Estimating the finite-time ruin probability of a surplus with a long memory via Malliavin calculus

TL;DR

This paper develops a method to estimate the probability of ruin in a surplus process modeled by a long-memory fractional Brownian motion, using Malliavin calculus to handle unknown volatility and construct confidence intervals.

Contribution

It introduces a novel approach combining Malliavin calculus and the delta method to estimate ruin probabilities in long-memory surplus models with unknown volatility.

Findings

Derived the derivative of ruin probability w.r.t. volatility using Malliavin calculus.

Established the asymptotic distribution of the estimated ruin probability.

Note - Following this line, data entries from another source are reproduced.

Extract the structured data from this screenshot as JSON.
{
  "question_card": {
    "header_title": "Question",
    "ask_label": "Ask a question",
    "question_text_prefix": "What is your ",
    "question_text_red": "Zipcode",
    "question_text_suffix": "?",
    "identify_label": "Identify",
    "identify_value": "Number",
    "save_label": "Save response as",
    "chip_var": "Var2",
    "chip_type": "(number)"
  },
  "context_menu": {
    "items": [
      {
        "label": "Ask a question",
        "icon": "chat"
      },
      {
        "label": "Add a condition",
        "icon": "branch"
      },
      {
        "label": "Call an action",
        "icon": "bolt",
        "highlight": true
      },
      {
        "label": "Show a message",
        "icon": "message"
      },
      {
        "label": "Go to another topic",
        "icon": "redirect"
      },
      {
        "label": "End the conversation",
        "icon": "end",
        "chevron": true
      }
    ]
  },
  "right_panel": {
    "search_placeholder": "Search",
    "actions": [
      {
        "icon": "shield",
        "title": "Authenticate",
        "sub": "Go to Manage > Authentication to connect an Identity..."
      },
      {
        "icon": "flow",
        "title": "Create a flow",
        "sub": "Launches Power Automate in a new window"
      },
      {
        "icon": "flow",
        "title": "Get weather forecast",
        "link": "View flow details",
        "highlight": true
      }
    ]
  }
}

Provided a framework for confidence interval construction for ruin probabilities.

Abstract

We consider a surplus process of drifted fractional Brownian motion with the Hurst index $H>1/2$, which appears as a functional limit of drifted compound Poisson risk models with correlated claims, and this is a kind of representation of a surplus with a long memory. Our interest is to construct confidence intervals of the ruin probability of the surplus when the volatility parameter is unknown. We will obtain the derivative of the ruin probability w.r.t. the volatility parameter via Malliavin calculus, and apply the delta method to identify the asymptotic distribution of an estimated ruin probability.